A Week in Winter(58)
‘It could be just a bit overwritten . . . it might not be like that at all, of course.’ Nicola was almost afraid to be enthusiastic.
‘Yes, but they couldn’t fake those pictures – the waves and the big empty beaches . . . all those birds.’
‘Should we call them? What’s her name again . . .? Oh, Mrs Starr.’
The voice that answered had a slight American accent. ‘Stone House, can I help you?’
Nicola explained that they were in their thirties, they had been working very hard and needed a holiday and a change. Could she tell them a little more about the place.
And Chicky Starr told them that it was all very simple but in her own opinion, a very restful and healing place. She used to work in New York and came back here every year for a holiday. She walked and walked, and stared out at the ocean and when she got back to America, she always felt able to cope with anything.
She hoped that her guests would feel the same way.
It was beginning to sound too good to be true.
‘Will it be all sing-songs and, you know, like an Irish pub?’ Henry asked diffidently.
‘I very much hope not,’ Chicky laughed. ‘There will be wine served with dinner, of course, but if people want a more lively nightlife they can go out to the local pubs, which have music.’
‘And do we all eat together?’
Chicky seemed to understand the implications of the question.
‘There will be about eleven or twelve of us around the table each evening, but it won’t be an endurance test. I worked in a boarding house all my life before I set up this place. I’ll make sure that no one is forced into being over-jolly. Believe me.’
They believed her, and made the booking straight away.
Henry’s parents were pleased.
‘Nicola did tell us you had plans,’ his mother said. ‘I was afraid I had been intrusive but she said it hadn’t been firmed up.’
‘No, Mother. No question of you being intrusive,’ he lied.
Nicola’s parents were astonished.
‘Ireland?’ they gasped. ‘What’s wrong with Britain? There are thousands of places here you haven’t seen.’
‘It’s Henry’s decision,’ Nicola lied. That sorted it out. They were indeed slightly in awe of their son-in-law.
They flew to Dublin and took a train to the West. They looked out of the windows at the small fields, the wet cattle and the towns with unfamiliar names written in two languages. It felt quite foreign, even though everyone spoke English.
The bus to Stoneybridge did indeed meet the train as Chicky Starr had promised them that it would. She said she would collect them in her car.
‘How will we know you?’ Henry had asked anxiously.
‘I’ll know you,’ said Mrs Starr, and so she did.
She was a small woman who waved at them immediately and chatted easily as they drove to Stone House.
The place looked exactly like the photograph on the website. The house stood four-square on a gravelled pathway; the light was already going from the day and the windows glowed with soft light. A black and white cat sat in one of the windows, curled up in an impossibly small ball of fur and paws and ears.
Behind them the creamy, frothy foam on the waves rolled in towards the shore and crashed against the stark cliffs, which were somehow both majestic and containable at the same time.
Chicky gave them tea and scones and showed them to their room, which had a little balcony looking right out to sea.
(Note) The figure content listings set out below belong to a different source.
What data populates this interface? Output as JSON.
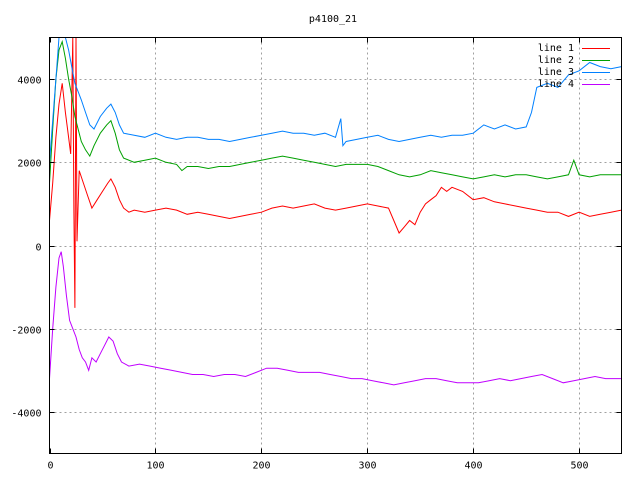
{
  "chart_data": {
    "type": "line",
    "title": "p4100_21",
    "xlabel": "",
    "ylabel": "",
    "xlim": [
      0,
      540
    ],
    "ylim": [
      -5000,
      5000
    ],
    "xticks": [
      0,
      100,
      200,
      300,
      400,
      500
    ],
    "yticks": [
      -4000,
      -2000,
      0,
      2000,
      4000
    ],
    "grid": true,
    "legend_position": "top-right",
    "series": [
      {
        "name": "line 1",
        "color": "#ff0000",
        "points": [
          [
            0,
            600
          ],
          [
            3,
            1500
          ],
          [
            6,
            2600
          ],
          [
            9,
            3400
          ],
          [
            12,
            3900
          ],
          [
            15,
            3200
          ],
          [
            18,
            2600
          ],
          [
            20,
            2200
          ],
          [
            22,
            5000
          ],
          [
            23,
            800
          ],
          [
            24,
            -1500
          ],
          [
            25,
            5000
          ],
          [
            26,
            100
          ],
          [
            28,
            1800
          ],
          [
            32,
            1500
          ],
          [
            36,
            1200
          ],
          [
            40,
            900
          ],
          [
            45,
            1100
          ],
          [
            50,
            1300
          ],
          [
            55,
            1500
          ],
          [
            58,
            1600
          ],
          [
            62,
            1400
          ],
          [
            66,
            1100
          ],
          [
            70,
            900
          ],
          [
            75,
            800
          ],
          [
            80,
            850
          ],
          [
            90,
            800
          ],
          [
            100,
            850
          ],
          [
            110,
            900
          ],
          [
            120,
            850
          ],
          [
            130,
            750
          ],
          [
            140,
            800
          ],
          [
            150,
            750
          ],
          [
            160,
            700
          ],
          [
            170,
            650
          ],
          [
            180,
            700
          ],
          [
            190,
            750
          ],
          [
            200,
            800
          ],
          [
            210,
            900
          ],
          [
            220,
            950
          ],
          [
            230,
            900
          ],
          [
            240,
            950
          ],
          [
            250,
            1000
          ],
          [
            260,
            900
          ],
          [
            270,
            850
          ],
          [
            280,
            900
          ],
          [
            290,
            950
          ],
          [
            300,
            1000
          ],
          [
            310,
            950
          ],
          [
            320,
            900
          ],
          [
            325,
            600
          ],
          [
            330,
            300
          ],
          [
            335,
            450
          ],
          [
            340,
            600
          ],
          [
            345,
            500
          ],
          [
            350,
            800
          ],
          [
            355,
            1000
          ],
          [
            360,
            1100
          ],
          [
            365,
            1200
          ],
          [
            370,
            1400
          ],
          [
            375,
            1300
          ],
          [
            380,
            1400
          ],
          [
            390,
            1300
          ],
          [
            400,
            1100
          ],
          [
            410,
            1150
          ],
          [
            420,
            1050
          ],
          [
            430,
            1000
          ],
          [
            440,
            950
          ],
          [
            450,
            900
          ],
          [
            460,
            850
          ],
          [
            470,
            800
          ],
          [
            480,
            800
          ],
          [
            490,
            700
          ],
          [
            500,
            800
          ],
          [
            510,
            700
          ],
          [
            520,
            750
          ],
          [
            530,
            800
          ],
          [
            540,
            850
          ]
        ]
      },
      {
        "name": "line 2",
        "color": "#00a000",
        "points": [
          [
            0,
            1500
          ],
          [
            3,
            2800
          ],
          [
            6,
            4000
          ],
          [
            9,
            4700
          ],
          [
            12,
            4900
          ],
          [
            15,
            4500
          ],
          [
            18,
            4000
          ],
          [
            21,
            3600
          ],
          [
            24,
            3100
          ],
          [
            27,
            2800
          ],
          [
            30,
            2500
          ],
          [
            34,
            2300
          ],
          [
            38,
            2150
          ],
          [
            42,
            2400
          ],
          [
            48,
            2700
          ],
          [
            54,
            2900
          ],
          [
            58,
            3000
          ],
          [
            62,
            2700
          ],
          [
            66,
            2300
          ],
          [
            70,
            2100
          ],
          [
            80,
            2000
          ],
          [
            90,
            2050
          ],
          [
            100,
            2100
          ],
          [
            110,
            2000
          ],
          [
            120,
            1950
          ],
          [
            125,
            1800
          ],
          [
            130,
            1900
          ],
          [
            140,
            1900
          ],
          [
            150,
            1850
          ],
          [
            160,
            1900
          ],
          [
            170,
            1900
          ],
          [
            180,
            1950
          ],
          [
            190,
            2000
          ],
          [
            200,
            2050
          ],
          [
            210,
            2100
          ],
          [
            220,
            2150
          ],
          [
            230,
            2100
          ],
          [
            240,
            2050
          ],
          [
            250,
            2000
          ],
          [
            260,
            1950
          ],
          [
            270,
            1900
          ],
          [
            280,
            1950
          ],
          [
            290,
            1950
          ],
          [
            300,
            1950
          ],
          [
            310,
            1900
          ],
          [
            320,
            1800
          ],
          [
            330,
            1700
          ],
          [
            340,
            1650
          ],
          [
            350,
            1700
          ],
          [
            360,
            1800
          ],
          [
            370,
            1750
          ],
          [
            380,
            1700
          ],
          [
            390,
            1650
          ],
          [
            400,
            1600
          ],
          [
            410,
            1650
          ],
          [
            420,
            1700
          ],
          [
            430,
            1650
          ],
          [
            440,
            1700
          ],
          [
            450,
            1700
          ],
          [
            460,
            1650
          ],
          [
            470,
            1600
          ],
          [
            480,
            1650
          ],
          [
            490,
            1700
          ],
          [
            495,
            2050
          ],
          [
            500,
            1700
          ],
          [
            510,
            1650
          ],
          [
            520,
            1700
          ],
          [
            530,
            1700
          ],
          [
            540,
            1700
          ]
        ]
      },
      {
        "name": "line 3",
        "color": "#0080ff",
        "points": [
          [
            0,
            2000
          ],
          [
            3,
            3000
          ],
          [
            6,
            4000
          ],
          [
            9,
            5000
          ],
          [
            12,
            5000
          ],
          [
            15,
            5000
          ],
          [
            18,
            4700
          ],
          [
            21,
            4300
          ],
          [
            24,
            3900
          ],
          [
            27,
            3700
          ],
          [
            30,
            3500
          ],
          [
            34,
            3200
          ],
          [
            38,
            2900
          ],
          [
            42,
            2800
          ],
          [
            48,
            3100
          ],
          [
            54,
            3300
          ],
          [
            58,
            3400
          ],
          [
            62,
            3200
          ],
          [
            66,
            2900
          ],
          [
            70,
            2700
          ],
          [
            80,
            2650
          ],
          [
            90,
            2600
          ],
          [
            100,
            2700
          ],
          [
            110,
            2600
          ],
          [
            120,
            2550
          ],
          [
            130,
            2600
          ],
          [
            140,
            2600
          ],
          [
            150,
            2550
          ],
          [
            160,
            2550
          ],
          [
            170,
            2500
          ],
          [
            180,
            2550
          ],
          [
            190,
            2600
          ],
          [
            200,
            2650
          ],
          [
            210,
            2700
          ],
          [
            220,
            2750
          ],
          [
            230,
            2700
          ],
          [
            240,
            2700
          ],
          [
            250,
            2650
          ],
          [
            260,
            2700
          ],
          [
            270,
            2600
          ],
          [
            275,
            3050
          ],
          [
            277,
            2400
          ],
          [
            280,
            2500
          ],
          [
            290,
            2550
          ],
          [
            300,
            2600
          ],
          [
            310,
            2650
          ],
          [
            320,
            2550
          ],
          [
            330,
            2500
          ],
          [
            340,
            2550
          ],
          [
            350,
            2600
          ],
          [
            360,
            2650
          ],
          [
            370,
            2600
          ],
          [
            380,
            2650
          ],
          [
            390,
            2650
          ],
          [
            400,
            2700
          ],
          [
            410,
            2900
          ],
          [
            420,
            2800
          ],
          [
            430,
            2900
          ],
          [
            440,
            2800
          ],
          [
            450,
            2850
          ],
          [
            455,
            3200
          ],
          [
            460,
            3800
          ],
          [
            470,
            3900
          ],
          [
            480,
            3800
          ],
          [
            490,
            4100
          ],
          [
            500,
            4200
          ],
          [
            510,
            4400
          ],
          [
            520,
            4300
          ],
          [
            530,
            4250
          ],
          [
            540,
            4300
          ]
        ]
      },
      {
        "name": "line 4",
        "color": "#c000ff",
        "points": [
          [
            0,
            -3200
          ],
          [
            3,
            -2000
          ],
          [
            6,
            -1000
          ],
          [
            9,
            -300
          ],
          [
            11,
            -150
          ],
          [
            13,
            -500
          ],
          [
            16,
            -1200
          ],
          [
            19,
            -1800
          ],
          [
            22,
            -2000
          ],
          [
            25,
            -2200
          ],
          [
            28,
            -2500
          ],
          [
            31,
            -2700
          ],
          [
            34,
            -2800
          ],
          [
            37,
            -3000
          ],
          [
            40,
            -2700
          ],
          [
            44,
            -2800
          ],
          [
            48,
            -2600
          ],
          [
            52,
            -2400
          ],
          [
            56,
            -2200
          ],
          [
            60,
            -2300
          ],
          [
            64,
            -2600
          ],
          [
            68,
            -2800
          ],
          [
            75,
            -2900
          ],
          [
            85,
            -2850
          ],
          [
            95,
            -2900
          ],
          [
            105,
            -2950
          ],
          [
            115,
            -3000
          ],
          [
            125,
            -3050
          ],
          [
            135,
            -3100
          ],
          [
            145,
            -3100
          ],
          [
            155,
            -3150
          ],
          [
            165,
            -3100
          ],
          [
            175,
            -3100
          ],
          [
            185,
            -3150
          ],
          [
            195,
            -3050
          ],
          [
            205,
            -2950
          ],
          [
            215,
            -2950
          ],
          [
            225,
            -3000
          ],
          [
            235,
            -3050
          ],
          [
            245,
            -3050
          ],
          [
            255,
            -3050
          ],
          [
            265,
            -3100
          ],
          [
            275,
            -3150
          ],
          [
            285,
            -3200
          ],
          [
            295,
            -3200
          ],
          [
            305,
            -3250
          ],
          [
            315,
            -3300
          ],
          [
            325,
            -3350
          ],
          [
            335,
            -3300
          ],
          [
            345,
            -3250
          ],
          [
            355,
            -3200
          ],
          [
            365,
            -3200
          ],
          [
            375,
            -3250
          ],
          [
            385,
            -3300
          ],
          [
            395,
            -3300
          ],
          [
            405,
            -3300
          ],
          [
            415,
            -3250
          ],
          [
            425,
            -3200
          ],
          [
            435,
            -3250
          ],
          [
            445,
            -3200
          ],
          [
            455,
            -3150
          ],
          [
            465,
            -3100
          ],
          [
            475,
            -3200
          ],
          [
            485,
            -3300
          ],
          [
            495,
            -3250
          ],
          [
            505,
            -3200
          ],
          [
            515,
            -3150
          ],
          [
            525,
            -3200
          ],
          [
            535,
            -3200
          ],
          [
            540,
            -3200
          ]
        ]
      }
    ]
  }
}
She was calming, and asked them nothing about their lives or the reasons they had chosen her hotel. She reassured them that the other guests, some of whom had already arrived, all seemed delightful people. They lay down in their big bed and drifted off to sleep. A siesta at five o’clock in the afternoon! For Henry and Nicola it was another first.
Only the sound of the gong woke them, otherwise they might have slept all night. Cautiously they came down to the big kitchen and met the others.
Already gathered was an American man called John, who looked very familiar though they couldn’t at first place him. He said he had come here on an impulse because he’d missed a flight at Shannon. Then there was a cheerful nurse called Winnie, who was travelling with her friend, an older woman called Lillian. They were both Irish and seemed an odd couple though each was entertaining company. There was Nell, a silent, watchful, older woman who seemed a bit reserved, and a Swede whose name they didn’t catch.
The food was excellent; the advice about touring the area very thorough. Nobody arrived with a fiddle or an accordion and a medley of Irish songs. As Mrs Starr’s niece Orla cleared the table, the group all drifted off to bed easily without speeches or explanations. Back in their room, Nicola and Henry hardly dared tell each other that it looked like being a success. Over the past two years they had been through so many false starts.
A kind of superstitious magic made them tread carefully but they slept again deeply, and the sound of the waves crashing below the cliff was comforting rather than alarming.
The next morning, they woke to scudding clouds and blustery winds and felt that this was indeed going to be the place that let the fresh air in. Their acquaintance with the other guests was close enough to be familiar but not so much as to be intrusive. When Winnie and Lillian went missing the following night, Henry offered to join the search party in case medical assistance was needed; Mrs Starr said she would rather he and Nicola stood by at the house in case the two missing women made it back by themselves. The local doctor, Dai Morgan, had been alerted and was waiting in his surgery.